Kamu-Sen'e bağlı Türk Sağlık Sen araştırması sonucu laboratuvar tahlil ücretleri yüzde 209, ultrason yüzde 129, hastane yatak ücreti yüzde 103.7, doğum ücreti yüzde 86 artmış ve daha da artacaktı..
Çünkü Türkiye Sağlık AVM'si inşaatı esnasında "vatandaşımız özel-devlet her hastanede parasız hizmete erişiyor" lansman dönemi bitmek zorundaydı....
Sağlık hizmeti satılan bir mal, sağlık alanı sermaye üreten bir varlıktı ...
Sağlık AVM'sindeki "ziyaret" bitmiş yoksul tüketicilerin "sağlık hizmetine eşit erişim hakkı" kapıdaki özel güvenlik görevlisi ya da bankoda GSS prim borcu veya zorunlu hale gelecek tamamlayıcı "özel" sigortasına kadardı.
İsteyen 5.sınıf kamu hastanelerine yığılacak kalabalıklara katılıp 79. hasta olarak 5 dakikalık katkı paylı hizmetini alabilirdi..

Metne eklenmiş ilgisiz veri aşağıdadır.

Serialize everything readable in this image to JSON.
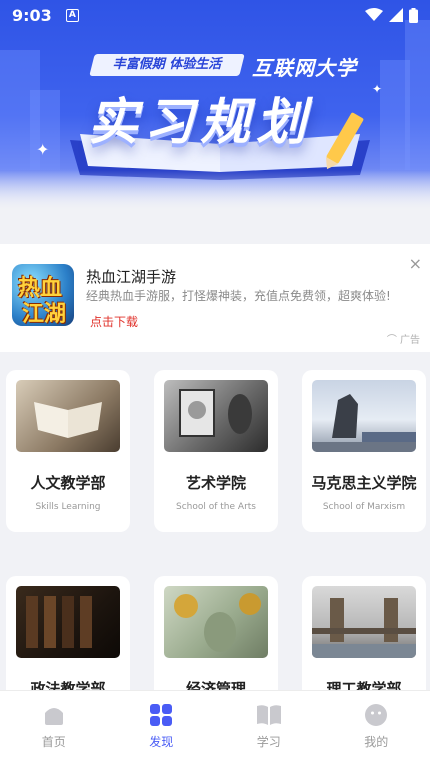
{
  "status": {
    "time": "9:03",
    "notif_icon": "a-icon"
  },
  "banner": {
    "slogan": "丰富假期 体验生活",
    "university": "互联网大学",
    "title": "实习规划"
  },
  "ad": {
    "icon_text": [
      "热血",
      "江湖"
    ],
    "title": "热血江湖手游",
    "description": "经典热血手游服，打怪爆神装，充值点免费领，超爽体验!",
    "cta": "点击下载",
    "tag": "广告",
    "close": "×"
  },
  "schools": [
    {
      "name": "人文教学部",
      "sub": "Skills Learning"
    },
    {
      "name": "艺术学院",
      "sub": "School of the Arts"
    },
    {
      "name": "马克思主义学院",
      "sub": "School of Marxism"
    },
    {
      "name": "政法教学部",
      "sub": ""
    },
    {
      "name": "经济管理",
      "sub": ""
    },
    {
      "name": "理工教学部",
      "sub": ""
    }
  ],
  "tabs": [
    {
      "label": "首页",
      "icon": "home-icon"
    },
    {
      "label": "发现",
      "icon": "discover-grid-icon"
    },
    {
      "label": "学习",
      "icon": "book-icon"
    },
    {
      "label": "我的",
      "icon": "profile-icon"
    }
  ],
  "colors": {
    "accent": "#4a5cf5",
    "banner": "#2f54e6",
    "cta": "#e0322b"
  }
}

Tabii ki önce koruyucu sağlık hizmetleri sonra parasız tedavi hizmet hakkını kaybedenler, kamusal kaynak ve vergileriyle finanse ettikleri kamu hastanelerinin "özelleştirilmiş" morg hizmetinin bile müşterisi olamamaları ironik değil, neoliberalizmin tek sağlam gerçeğiydi.